The Jets, of all teams, could forever hold a special place in the hearts of the New York Giants and New England Patriots.
Beating Rex Ryan's ornery bunch proved to be a key turning point in an otherwise up-and-down season for the two Super Bowl teams.
Since coach Bill Belichick's squad routed the Jets in the Meadowlands in mid-November, the Patriots haven't lost. And since a Christmas Eve victory over their stadium co-tenants, the Giants haven't, either.
Although neither side will call those wins singularly pivotal, they clearly were the benchmarks for when things started to get a whole lot better.
"I don't think you can point to one thing," Giants cornerback Corey Webster said, "but I do know when you develop good chemistry, when you don't have anyone pointing fingers, it does not matter what happened the week before. We reached that point, we kept fighting and fighting to win on the field, and we are here today."
By "here," he means Lucas Oil Stadium, a place the Giants (12-7) couldn't see for all the losses they experienced after starting 6-2. They dropped four in a row — three to eventual division winners — and were 7-7 before that "road" game against the local rival Jets.
By then, the Giants knew each week brought an elimination game. They've won all of those to reach their second Super Bowl in four years, against the team whose unbeaten season they wrecked in the 2008 title game.
"When we came out of the Dallas game, I thought that would be it," Giants owner John Mara said, referring to a 37-34 victory that broke the slide. "Then we come out so flat " against Washington, he said. "So that wasn't it."

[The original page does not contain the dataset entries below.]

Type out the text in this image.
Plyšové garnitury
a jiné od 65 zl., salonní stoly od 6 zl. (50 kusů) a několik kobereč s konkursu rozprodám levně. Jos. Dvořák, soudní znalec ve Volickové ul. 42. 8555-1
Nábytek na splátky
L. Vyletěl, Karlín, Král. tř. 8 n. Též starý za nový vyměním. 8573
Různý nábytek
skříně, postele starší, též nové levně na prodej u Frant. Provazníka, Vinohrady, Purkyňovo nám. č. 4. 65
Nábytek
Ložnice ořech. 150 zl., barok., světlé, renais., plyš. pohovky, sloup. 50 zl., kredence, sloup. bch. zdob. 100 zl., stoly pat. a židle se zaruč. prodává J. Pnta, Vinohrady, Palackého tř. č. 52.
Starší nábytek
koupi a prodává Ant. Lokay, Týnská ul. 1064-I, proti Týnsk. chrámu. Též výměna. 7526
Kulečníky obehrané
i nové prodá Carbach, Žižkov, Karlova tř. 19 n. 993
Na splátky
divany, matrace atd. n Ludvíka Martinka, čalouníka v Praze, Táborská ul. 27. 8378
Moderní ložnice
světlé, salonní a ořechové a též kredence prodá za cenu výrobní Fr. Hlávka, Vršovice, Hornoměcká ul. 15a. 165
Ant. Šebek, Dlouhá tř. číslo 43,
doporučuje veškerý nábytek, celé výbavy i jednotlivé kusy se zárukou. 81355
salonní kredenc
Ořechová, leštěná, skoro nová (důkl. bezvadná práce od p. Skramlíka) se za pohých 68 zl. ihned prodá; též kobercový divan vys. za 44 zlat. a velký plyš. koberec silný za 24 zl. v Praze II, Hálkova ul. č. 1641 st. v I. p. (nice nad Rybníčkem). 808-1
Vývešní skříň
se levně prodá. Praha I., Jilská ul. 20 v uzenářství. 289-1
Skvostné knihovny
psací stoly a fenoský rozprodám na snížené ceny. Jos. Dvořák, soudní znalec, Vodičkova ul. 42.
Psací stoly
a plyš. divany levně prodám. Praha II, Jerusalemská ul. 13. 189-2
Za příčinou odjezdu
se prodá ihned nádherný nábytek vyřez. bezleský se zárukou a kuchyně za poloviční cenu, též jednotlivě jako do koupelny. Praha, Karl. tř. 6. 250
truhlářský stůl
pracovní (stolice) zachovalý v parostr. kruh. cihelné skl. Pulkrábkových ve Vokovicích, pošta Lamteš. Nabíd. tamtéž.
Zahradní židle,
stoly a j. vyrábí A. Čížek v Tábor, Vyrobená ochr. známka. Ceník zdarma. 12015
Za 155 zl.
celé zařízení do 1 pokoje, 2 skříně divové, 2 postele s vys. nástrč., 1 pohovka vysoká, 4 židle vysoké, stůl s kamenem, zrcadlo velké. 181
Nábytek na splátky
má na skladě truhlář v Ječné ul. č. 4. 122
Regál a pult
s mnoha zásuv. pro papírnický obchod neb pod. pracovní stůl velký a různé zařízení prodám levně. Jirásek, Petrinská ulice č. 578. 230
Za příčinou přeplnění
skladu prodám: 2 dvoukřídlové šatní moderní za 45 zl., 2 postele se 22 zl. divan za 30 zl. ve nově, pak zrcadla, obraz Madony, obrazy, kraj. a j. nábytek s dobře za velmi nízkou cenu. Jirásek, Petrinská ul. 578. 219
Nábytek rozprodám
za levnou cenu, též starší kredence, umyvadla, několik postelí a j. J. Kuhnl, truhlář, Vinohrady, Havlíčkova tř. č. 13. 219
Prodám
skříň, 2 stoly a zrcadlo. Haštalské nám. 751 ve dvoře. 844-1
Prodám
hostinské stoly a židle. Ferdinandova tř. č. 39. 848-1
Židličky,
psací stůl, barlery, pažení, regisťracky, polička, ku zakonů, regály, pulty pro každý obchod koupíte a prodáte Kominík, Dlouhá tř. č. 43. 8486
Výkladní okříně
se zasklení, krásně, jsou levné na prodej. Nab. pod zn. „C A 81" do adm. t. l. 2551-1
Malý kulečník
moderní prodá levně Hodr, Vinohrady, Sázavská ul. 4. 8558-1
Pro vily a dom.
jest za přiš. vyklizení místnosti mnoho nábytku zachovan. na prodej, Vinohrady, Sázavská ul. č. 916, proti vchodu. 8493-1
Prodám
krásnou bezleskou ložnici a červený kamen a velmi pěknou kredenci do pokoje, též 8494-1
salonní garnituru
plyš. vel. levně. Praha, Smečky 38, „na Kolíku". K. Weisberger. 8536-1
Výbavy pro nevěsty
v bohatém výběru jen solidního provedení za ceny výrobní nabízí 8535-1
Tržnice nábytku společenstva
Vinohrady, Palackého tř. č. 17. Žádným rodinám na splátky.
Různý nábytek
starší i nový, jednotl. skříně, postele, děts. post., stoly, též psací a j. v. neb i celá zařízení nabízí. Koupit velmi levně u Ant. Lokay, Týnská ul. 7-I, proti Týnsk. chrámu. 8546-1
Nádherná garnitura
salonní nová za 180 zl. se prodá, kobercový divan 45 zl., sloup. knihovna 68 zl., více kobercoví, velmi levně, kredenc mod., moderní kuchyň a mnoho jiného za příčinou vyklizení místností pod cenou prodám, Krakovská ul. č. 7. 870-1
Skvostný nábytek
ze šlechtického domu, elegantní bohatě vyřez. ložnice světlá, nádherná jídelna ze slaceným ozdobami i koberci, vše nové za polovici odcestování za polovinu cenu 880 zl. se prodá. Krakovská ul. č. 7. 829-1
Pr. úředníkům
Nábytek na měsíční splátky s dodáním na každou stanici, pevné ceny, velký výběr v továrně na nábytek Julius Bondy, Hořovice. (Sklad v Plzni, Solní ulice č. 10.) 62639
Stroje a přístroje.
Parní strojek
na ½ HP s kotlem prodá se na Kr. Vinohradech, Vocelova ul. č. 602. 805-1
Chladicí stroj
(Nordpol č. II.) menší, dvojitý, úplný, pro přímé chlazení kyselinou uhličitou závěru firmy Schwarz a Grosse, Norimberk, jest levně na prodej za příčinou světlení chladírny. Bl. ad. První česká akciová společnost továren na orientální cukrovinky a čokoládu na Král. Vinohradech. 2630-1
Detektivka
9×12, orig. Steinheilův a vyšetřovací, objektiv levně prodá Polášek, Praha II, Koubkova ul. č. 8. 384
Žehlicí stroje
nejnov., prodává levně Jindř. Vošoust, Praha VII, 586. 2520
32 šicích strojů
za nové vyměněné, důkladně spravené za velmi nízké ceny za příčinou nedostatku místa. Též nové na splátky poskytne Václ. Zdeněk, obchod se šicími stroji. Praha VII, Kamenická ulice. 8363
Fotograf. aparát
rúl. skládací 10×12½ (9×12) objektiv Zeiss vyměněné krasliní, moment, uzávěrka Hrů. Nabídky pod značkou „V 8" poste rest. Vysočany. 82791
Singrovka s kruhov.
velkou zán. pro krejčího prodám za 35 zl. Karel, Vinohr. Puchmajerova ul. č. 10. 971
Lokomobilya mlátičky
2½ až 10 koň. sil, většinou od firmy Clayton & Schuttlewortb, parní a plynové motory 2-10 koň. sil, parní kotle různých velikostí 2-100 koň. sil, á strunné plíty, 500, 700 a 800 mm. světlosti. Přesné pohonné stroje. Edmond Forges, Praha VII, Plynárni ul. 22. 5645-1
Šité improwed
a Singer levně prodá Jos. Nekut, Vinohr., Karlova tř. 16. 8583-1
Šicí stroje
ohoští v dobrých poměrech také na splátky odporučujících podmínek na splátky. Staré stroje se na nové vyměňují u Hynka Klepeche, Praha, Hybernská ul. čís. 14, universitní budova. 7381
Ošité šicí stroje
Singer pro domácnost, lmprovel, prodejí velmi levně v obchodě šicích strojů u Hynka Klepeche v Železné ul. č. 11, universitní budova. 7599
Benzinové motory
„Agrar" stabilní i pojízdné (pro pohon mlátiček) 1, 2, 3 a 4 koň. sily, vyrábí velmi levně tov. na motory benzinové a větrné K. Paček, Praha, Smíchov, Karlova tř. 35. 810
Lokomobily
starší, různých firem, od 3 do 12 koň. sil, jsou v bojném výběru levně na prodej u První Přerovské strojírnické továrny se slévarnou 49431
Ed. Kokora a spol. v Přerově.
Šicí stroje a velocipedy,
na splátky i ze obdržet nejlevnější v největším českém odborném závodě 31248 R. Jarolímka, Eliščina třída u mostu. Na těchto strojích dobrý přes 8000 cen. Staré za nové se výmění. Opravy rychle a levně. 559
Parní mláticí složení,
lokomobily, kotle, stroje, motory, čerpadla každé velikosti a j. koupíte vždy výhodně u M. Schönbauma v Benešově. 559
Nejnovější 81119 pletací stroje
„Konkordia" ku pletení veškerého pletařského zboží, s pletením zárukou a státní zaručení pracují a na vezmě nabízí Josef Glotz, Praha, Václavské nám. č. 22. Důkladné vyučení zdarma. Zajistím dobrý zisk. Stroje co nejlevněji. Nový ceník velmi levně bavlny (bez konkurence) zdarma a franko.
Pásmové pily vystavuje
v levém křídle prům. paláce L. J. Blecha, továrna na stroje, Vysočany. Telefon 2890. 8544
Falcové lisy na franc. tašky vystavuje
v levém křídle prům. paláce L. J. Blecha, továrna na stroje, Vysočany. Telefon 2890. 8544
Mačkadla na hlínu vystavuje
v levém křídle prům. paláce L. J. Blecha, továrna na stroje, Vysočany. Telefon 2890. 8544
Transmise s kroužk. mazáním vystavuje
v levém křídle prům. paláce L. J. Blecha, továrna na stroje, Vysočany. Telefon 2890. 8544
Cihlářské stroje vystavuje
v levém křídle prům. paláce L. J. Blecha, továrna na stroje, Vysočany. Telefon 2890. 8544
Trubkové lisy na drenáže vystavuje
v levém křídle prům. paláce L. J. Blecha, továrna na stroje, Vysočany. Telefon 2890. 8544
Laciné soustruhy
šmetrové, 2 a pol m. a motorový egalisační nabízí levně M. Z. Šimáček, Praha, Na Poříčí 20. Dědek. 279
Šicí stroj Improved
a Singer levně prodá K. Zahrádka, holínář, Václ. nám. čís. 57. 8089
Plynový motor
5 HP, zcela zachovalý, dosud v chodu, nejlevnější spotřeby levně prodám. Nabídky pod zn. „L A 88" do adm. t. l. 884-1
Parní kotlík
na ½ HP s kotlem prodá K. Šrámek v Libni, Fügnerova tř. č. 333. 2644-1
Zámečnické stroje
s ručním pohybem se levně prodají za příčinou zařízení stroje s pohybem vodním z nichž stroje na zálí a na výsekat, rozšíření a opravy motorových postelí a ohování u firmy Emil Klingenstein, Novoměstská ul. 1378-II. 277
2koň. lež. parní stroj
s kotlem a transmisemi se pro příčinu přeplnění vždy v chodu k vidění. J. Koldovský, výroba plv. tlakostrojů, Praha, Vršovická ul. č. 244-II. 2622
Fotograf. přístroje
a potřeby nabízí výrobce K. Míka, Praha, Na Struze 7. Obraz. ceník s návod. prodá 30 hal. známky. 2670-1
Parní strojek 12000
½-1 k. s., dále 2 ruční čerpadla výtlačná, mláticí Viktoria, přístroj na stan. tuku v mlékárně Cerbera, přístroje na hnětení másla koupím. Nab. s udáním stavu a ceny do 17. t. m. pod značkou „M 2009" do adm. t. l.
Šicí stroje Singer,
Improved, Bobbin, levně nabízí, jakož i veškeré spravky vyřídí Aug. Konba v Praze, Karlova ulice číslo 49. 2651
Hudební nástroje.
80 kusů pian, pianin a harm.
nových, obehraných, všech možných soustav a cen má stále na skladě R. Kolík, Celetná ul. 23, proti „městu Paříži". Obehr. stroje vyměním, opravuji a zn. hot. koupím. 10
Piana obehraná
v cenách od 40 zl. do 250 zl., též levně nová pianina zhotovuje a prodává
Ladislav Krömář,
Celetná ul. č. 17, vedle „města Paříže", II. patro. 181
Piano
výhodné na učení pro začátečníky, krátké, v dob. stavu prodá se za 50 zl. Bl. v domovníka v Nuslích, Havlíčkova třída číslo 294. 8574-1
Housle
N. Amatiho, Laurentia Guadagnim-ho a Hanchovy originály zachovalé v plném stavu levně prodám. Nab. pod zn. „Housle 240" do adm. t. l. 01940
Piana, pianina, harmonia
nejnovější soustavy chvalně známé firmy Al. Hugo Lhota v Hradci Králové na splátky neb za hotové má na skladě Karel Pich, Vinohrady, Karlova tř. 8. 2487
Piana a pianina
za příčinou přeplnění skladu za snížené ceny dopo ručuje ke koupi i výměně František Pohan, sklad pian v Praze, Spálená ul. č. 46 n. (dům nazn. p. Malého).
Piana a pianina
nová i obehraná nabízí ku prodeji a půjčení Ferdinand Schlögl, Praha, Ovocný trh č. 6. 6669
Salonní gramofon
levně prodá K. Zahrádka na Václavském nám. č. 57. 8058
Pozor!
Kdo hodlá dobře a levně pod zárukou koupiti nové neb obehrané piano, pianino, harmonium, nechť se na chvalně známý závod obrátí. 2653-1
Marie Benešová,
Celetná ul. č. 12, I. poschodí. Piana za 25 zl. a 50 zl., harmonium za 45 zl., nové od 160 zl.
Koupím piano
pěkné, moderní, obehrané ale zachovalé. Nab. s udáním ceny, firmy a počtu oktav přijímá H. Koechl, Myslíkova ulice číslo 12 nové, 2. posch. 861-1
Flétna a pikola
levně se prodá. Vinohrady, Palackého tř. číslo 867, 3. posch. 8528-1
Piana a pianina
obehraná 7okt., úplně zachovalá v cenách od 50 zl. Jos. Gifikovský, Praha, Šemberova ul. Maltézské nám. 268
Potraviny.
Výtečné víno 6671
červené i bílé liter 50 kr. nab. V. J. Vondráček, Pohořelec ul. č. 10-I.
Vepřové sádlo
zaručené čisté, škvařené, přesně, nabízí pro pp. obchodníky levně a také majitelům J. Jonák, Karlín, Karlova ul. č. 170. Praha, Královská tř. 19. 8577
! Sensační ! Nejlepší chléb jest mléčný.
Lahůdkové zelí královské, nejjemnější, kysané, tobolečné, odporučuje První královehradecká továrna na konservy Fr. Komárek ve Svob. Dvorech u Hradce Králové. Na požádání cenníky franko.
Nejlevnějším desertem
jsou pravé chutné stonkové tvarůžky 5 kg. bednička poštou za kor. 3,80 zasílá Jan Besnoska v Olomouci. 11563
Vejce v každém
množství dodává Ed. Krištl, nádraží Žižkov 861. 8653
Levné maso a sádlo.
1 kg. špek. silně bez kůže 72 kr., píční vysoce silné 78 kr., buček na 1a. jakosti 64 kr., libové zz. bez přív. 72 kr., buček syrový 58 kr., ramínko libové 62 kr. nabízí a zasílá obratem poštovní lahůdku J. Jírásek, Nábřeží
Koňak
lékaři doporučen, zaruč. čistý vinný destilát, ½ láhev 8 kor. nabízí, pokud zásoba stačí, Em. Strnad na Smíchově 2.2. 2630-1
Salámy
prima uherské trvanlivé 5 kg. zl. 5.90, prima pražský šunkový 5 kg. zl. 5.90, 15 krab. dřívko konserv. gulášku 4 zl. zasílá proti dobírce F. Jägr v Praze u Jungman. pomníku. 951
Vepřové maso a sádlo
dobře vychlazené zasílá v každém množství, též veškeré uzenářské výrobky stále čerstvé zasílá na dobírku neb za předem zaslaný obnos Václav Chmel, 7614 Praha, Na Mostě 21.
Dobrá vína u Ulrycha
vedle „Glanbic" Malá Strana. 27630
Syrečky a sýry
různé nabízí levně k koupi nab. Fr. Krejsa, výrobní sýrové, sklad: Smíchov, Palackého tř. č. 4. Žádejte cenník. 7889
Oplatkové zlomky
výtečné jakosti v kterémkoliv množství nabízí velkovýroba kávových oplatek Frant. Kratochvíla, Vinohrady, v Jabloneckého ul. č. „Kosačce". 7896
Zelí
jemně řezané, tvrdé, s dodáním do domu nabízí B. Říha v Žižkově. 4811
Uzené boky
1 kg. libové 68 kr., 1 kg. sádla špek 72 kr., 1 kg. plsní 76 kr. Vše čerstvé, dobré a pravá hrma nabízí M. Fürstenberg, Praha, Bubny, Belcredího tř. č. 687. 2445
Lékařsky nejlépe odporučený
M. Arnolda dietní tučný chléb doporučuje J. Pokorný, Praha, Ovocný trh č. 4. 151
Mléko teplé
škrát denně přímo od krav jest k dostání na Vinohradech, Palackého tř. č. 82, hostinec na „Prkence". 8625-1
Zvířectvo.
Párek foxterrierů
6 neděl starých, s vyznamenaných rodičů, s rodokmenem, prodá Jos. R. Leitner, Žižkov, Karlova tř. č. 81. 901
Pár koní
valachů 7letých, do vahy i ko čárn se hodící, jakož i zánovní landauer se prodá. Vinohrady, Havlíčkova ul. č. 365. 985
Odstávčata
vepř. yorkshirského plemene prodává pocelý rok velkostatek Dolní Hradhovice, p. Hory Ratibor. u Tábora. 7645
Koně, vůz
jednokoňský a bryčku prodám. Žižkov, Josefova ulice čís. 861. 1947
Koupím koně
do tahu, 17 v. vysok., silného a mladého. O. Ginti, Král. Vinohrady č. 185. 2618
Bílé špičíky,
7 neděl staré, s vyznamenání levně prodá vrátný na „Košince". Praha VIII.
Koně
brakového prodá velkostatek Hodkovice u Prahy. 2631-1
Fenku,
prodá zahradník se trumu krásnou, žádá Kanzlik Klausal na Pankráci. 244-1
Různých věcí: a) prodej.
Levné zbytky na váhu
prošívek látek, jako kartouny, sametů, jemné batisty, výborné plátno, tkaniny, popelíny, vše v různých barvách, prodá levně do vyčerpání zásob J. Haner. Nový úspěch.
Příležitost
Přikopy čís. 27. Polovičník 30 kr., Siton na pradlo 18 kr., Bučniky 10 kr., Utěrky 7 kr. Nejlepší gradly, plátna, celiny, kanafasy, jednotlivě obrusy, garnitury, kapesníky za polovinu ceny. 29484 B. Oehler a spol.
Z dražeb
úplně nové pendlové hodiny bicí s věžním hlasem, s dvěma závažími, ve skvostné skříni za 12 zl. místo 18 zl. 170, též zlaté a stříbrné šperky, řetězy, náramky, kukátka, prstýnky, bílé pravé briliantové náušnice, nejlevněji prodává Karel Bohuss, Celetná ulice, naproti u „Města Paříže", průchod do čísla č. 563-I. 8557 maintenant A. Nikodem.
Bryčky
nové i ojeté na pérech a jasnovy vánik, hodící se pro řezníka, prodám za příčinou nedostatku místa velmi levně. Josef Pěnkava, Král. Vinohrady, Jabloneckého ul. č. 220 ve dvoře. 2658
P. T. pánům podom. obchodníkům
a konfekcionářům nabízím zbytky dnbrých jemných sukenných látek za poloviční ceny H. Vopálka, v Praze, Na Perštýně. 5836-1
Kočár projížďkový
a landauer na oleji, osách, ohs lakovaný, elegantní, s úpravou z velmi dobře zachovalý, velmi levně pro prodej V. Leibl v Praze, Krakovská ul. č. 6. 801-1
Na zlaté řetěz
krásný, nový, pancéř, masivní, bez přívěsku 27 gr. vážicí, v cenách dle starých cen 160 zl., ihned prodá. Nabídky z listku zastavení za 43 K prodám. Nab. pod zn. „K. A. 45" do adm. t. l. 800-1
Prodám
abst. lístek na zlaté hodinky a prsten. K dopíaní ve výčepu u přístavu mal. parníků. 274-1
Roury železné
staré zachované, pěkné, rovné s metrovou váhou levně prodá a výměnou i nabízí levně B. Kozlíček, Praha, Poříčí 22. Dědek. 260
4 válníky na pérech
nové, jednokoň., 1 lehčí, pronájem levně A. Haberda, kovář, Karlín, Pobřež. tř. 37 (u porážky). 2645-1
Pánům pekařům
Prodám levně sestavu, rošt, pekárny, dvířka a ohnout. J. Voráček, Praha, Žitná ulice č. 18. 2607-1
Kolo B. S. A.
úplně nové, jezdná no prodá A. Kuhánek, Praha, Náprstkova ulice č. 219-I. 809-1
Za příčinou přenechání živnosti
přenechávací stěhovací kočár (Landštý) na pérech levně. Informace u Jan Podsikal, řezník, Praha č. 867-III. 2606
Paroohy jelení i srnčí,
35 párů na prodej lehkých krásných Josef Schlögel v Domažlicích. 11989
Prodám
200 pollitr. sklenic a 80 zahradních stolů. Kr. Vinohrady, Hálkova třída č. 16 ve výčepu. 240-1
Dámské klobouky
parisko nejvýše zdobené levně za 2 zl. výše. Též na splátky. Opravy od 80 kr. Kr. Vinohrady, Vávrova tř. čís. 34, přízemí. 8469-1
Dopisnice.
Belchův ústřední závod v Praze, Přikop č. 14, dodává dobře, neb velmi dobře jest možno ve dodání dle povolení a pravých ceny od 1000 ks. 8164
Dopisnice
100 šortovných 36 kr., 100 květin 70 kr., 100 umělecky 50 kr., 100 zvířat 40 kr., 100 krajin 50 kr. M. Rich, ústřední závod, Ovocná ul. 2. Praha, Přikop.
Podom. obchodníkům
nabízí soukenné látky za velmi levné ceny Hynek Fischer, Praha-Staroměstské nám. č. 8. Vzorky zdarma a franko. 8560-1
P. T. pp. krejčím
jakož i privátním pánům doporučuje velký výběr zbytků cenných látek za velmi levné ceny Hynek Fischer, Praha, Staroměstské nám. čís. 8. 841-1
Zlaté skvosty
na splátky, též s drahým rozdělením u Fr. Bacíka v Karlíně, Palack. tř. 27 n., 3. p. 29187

The Giants manhandled the Jets with a fierce defense. That victory coincided with important players such as DE Justin Tuck and LB Michael Boley getting healthy enough to play up to their usual high standards. Defensive end Osi Umenyiora also was close to returning from an ankle injury.
"We came together against the Jets and we started playing very well as a defense," Umenyiora said, "but definitely health had something to do with that. Obviously, we had a lot of guys who are key components who missed a lot of games. The minute we were able to get everyone together, we all took off."
Health also was a major factor for the Patriots (15-3), who took off following a home loss to the Giants. They went to the Meadowlands and routed the Jets in a much-hyped game — just as the "Battle of New York" would be ballyhooed later — and kept right on going, straight to Indy and their fifth Super Bowl with coach Bill Belichick and quarterback Tom Brady.
New England took particular joy in that victory, but found even more satisfaction in piling up the wins while undermanned.
"Not sure there's a turning point as far as one game or anything," linebacker Jerod Mayo said. "I think that it's just having the same group of guys out there as the past couple of weeks. We're finally coming together and getting guys healthy."
Still, there must be a hallmark moment. A Brady touchdown pass, perhaps. A Rob Gronkowski catch-and-plow-over-a-defender score.
Not even Sterling Moore's stripping of the ball from Baltimore receiver Lee Evans in the end zone, a play that, if completed, would have lifted the Ravens into the Super Bowl.
"I don't think about it," Moore said when asked about a turning point. "I think there's a lot of plays that helped us get here. (Brandon) Spikes' interception and the way Vince (Wilfork) played that game; I'm just glad I had an opportunity to make a play."
So, for all the spectacular plays, crucial wins and memorable moments in their seasons, nothing truly qualified as a trendsetter?
"That's not the way a season goes," Giants left guard Kevin Boothe said. "There's lots of twists and turns, sure, but even with the streak of losses we had, we still had all our goals in front of us. That's all you can really ask for."
At least the teams don't cite fate or destiny for getting into the Super Bowl. They might not offer simple reasons, but at least what they mention as catalysts toward Giants-Patriots II aren't providential.
"The one thing about the group is that there are a lot of guys who came from free agency or a lot of guys who were cut and had a lot to prove," said Patriots linebacker Rob Ninkovich, who has been both. "I think when you go through that route of getting cut, not having a roster spot, wanted to only be a special teams guy and trying to break into the roster on that aspect, it's kind of tough. Coming here, it's really been a blessing for a lot of guys. You take every moment and every opportunity you have and you make the best of it."